O Tribunal de Contas de Mato Grosso (TCE-MT) realiza, a partir das 8h30 desta sexta-feira (28), o 16º módulo do MBA em Gestão de Cidades, com o tema “Controle Externo, Governança e Accountability”. A aula será ministrada pela auditora pública Simony Jin, no auditório da Escola Superior de Contas, com transmissão ao vivo pela TV Contas (canal 30.2) e pelo canal do TCE-MT no YouTube.

O conteúdo propõe uma abordagem contemporânea sobre o papel dos tribunais de contas e as diferentes formas de fiscalização, com discussões sobre auditorias, inspeções, monitoramentos e consultas. A proposta é ampliar a compreensão sobre como o controle público pode acompanhar as transformações na administração pública e contribuir para uma gestão mais eficiente e responsiva.

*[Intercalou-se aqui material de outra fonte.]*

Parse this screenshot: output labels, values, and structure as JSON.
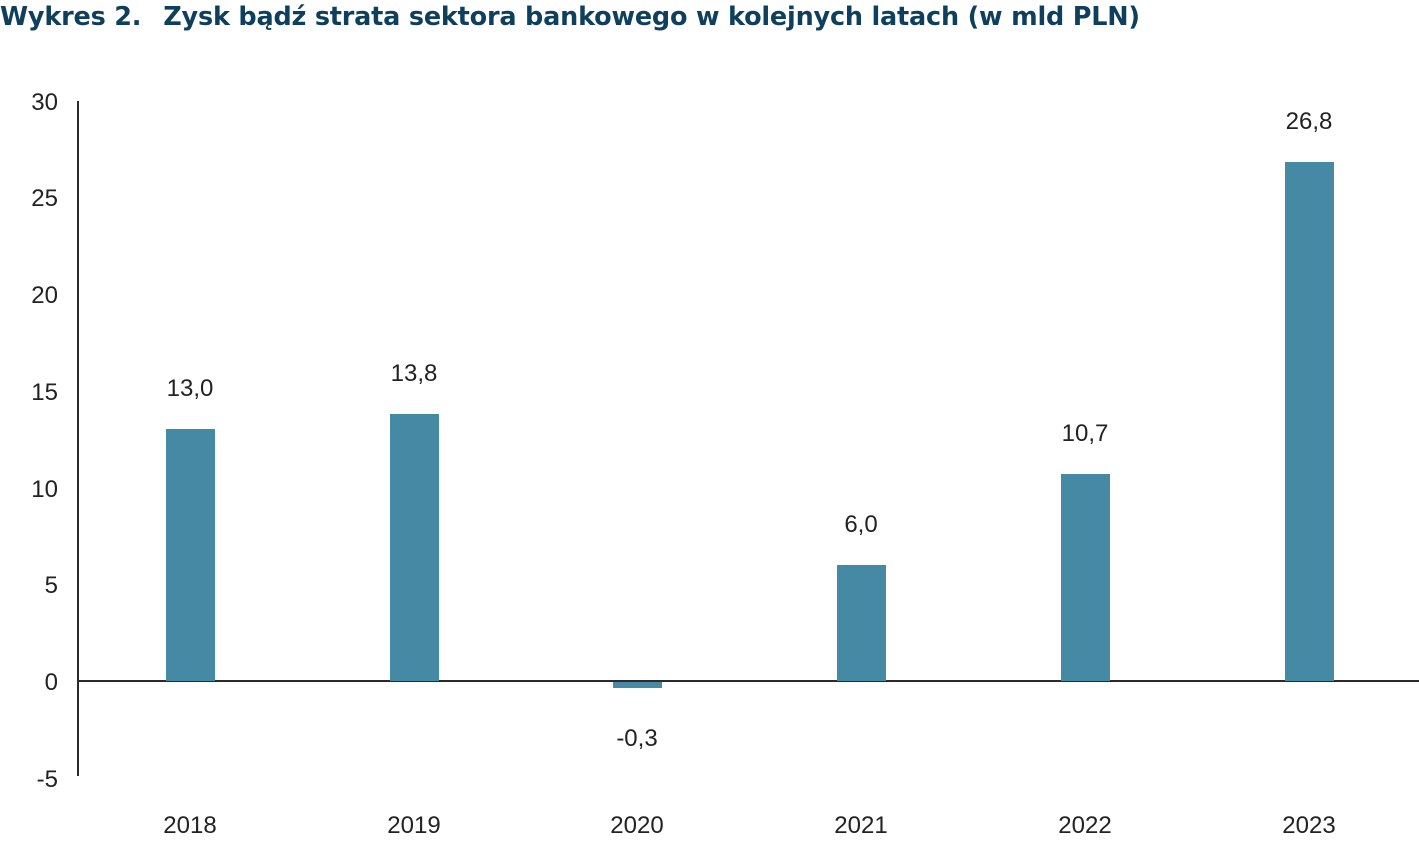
{
  "title": {
    "number": "Wykres 2.",
    "text": "Zysk bądź strata sektora bankowego w kolejnych latach (w mld PLN)"
  },
  "colors": {
    "title": "#0e3f5c",
    "bar": "#4589a5",
    "axis": "#2a2a2a",
    "text": "#222222"
  },
  "y_ticks": [
    "30",
    "25",
    "20",
    "15",
    "10",
    "5",
    "0",
    "-5"
  ],
  "bars": [
    {
      "year": "2018",
      "value": 13.0,
      "label": "13,0"
    },
    {
      "year": "2019",
      "value": 13.8,
      "label": "13,8"
    },
    {
      "year": "2020",
      "value": -0.3,
      "label": "-0,3"
    },
    {
      "year": "2021",
      "value": 6.0,
      "label": "6,0"
    },
    {
      "year": "2022",
      "value": 10.7,
      "label": "10,7"
    },
    {
      "year": "2023",
      "value": 26.8,
      "label": "26,8"
    }
  ],
  "chart_data": {
    "type": "bar",
    "title": "Wykres 2. Zysk bądź strata sektora bankowego w kolejnych latach (w mld PLN)",
    "categories": [
      "2018",
      "2019",
      "2020",
      "2021",
      "2022",
      "2023"
    ],
    "values": [
      13.0,
      13.8,
      -0.3,
      6.0,
      10.7,
      26.8
    ],
    "data_labels": [
      "13,0",
      "13,8",
      "-0,3",
      "6,0",
      "10,7",
      "26,8"
    ],
    "xlabel": "",
    "ylabel": "",
    "unit": "mld PLN",
    "ylim": [
      -5,
      30
    ],
    "yticks": [
      -5,
      0,
      5,
      10,
      15,
      20,
      25,
      30
    ],
    "grid": false,
    "legend": null
  }
}
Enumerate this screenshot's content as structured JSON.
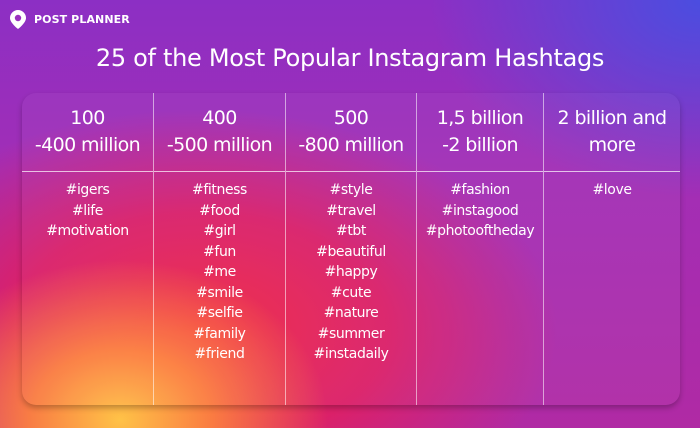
{
  "brand": {
    "name": "POST PLANNER"
  },
  "title": "25 of the Most Popular Instagram Hashtags",
  "columns": [
    {
      "line1": "100",
      "line2": "-400 million",
      "tags": [
        "#igers",
        "#life",
        "#motivation"
      ]
    },
    {
      "line1": "400",
      "line2": "-500 million",
      "tags": [
        "#fitness",
        "#food",
        "#girl",
        "#fun",
        "#me",
        "#smile",
        "#selfie",
        "#family",
        "#friend"
      ]
    },
    {
      "line1": "500",
      "line2": "-800 million",
      "tags": [
        "#style",
        "#travel",
        "#tbt",
        "#beautiful",
        "#happy",
        "#cute",
        "#nature",
        "#summer",
        "#instadaily"
      ]
    },
    {
      "line1": "1,5 billion",
      "line2": "-2 billion",
      "tags": [
        "#fashion",
        "#instagood",
        "#photooftheday"
      ]
    },
    {
      "line1": "2 billion and",
      "line2": "more",
      "tags": [
        "#love"
      ]
    }
  ]
}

Entre os temas abordados estão governança pública, accountability, transparência, controle social, Termo de Ajustamento de Gestão (TAG), dados abertos e participação cidadã. A aula também tratará da aplicação de inteligência artificial, análise de dados e automação nas atividades de fiscalização.

A programação inclui ainda uma reflexão sobre os novos desafios do controle externo diante do avanço das cidades inteligentes, destacando a integração entre Direito, tecnologia e gestão pública na construção de mecanismos de controle mais modernos e efetivos.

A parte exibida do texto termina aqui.